Duty holders with a remedial notice issued under the previous Act with a compliance date, or dates, that fall after July 1, 2021 must still comply with the requirements of the notice.
EPA will continue to assess compliance with all notice requirements. A failure to comply with these requirements may result in enforcement action in line with EPA’s Compliance and Enforcement Policy.
Contact EPA if you have any questions about your remedial notice.
Authorised officers can give a direction when they believe an activity puts another person’s health or safety at risk.
Directions are normally spoken to the person in control of the activity that poses the risk. Written confirmation follows the spoken direction.
An authorised officer must reasonably believe there’s a risk when providing a direction.
Failure to follow a direction without a lawful reason is a serious offence and may result in prosecution.

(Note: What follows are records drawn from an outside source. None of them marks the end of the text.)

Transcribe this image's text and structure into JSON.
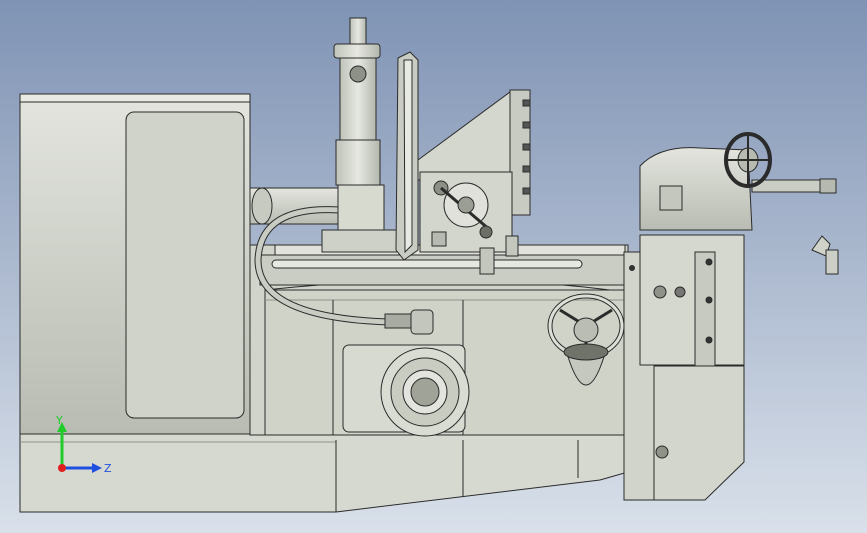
{
  "viewport": {
    "background_top": "#7f93b4",
    "background_bottom": "#d9e0ea"
  },
  "model": {
    "body_color": "#d2d6cc",
    "edge_color": "#2b2b2b",
    "shade_color": "#a9ada3",
    "highlight_color": "#eef0ea"
  },
  "triad": {
    "x_axis_label": "",
    "y_axis_label": "Y",
    "z_axis_label": "Z",
    "y_color": "#1fcc2a",
    "z_color": "#1f4fe0",
    "x_color": "#e01f1f"
  }
}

About site management orders
A site management order is a new tool that allows EPA to establish long-term controls. This ensures safe management of sites that would otherwise pose an ongoing risk to human health and the environment.
Site management orders are given to owners or occupiers of land that may be contaminated. Site management orders are for long-term land management or restoring it to its former condition.
Site management orders can include:
- long-term maintenance of environmental controls, such as installing and maintaining infrastructure
- monitoring site contamination
- ongoing reporting requirements.
Register of site management orders
How EPA follows up on directions, notices and orders
Duty holders who don’t fulfil their obligations by a set date can face prosecution.
Civil remedies in court are also possible. They may require you to take an action. These actions help prevent, minimise or remedy non-compliance.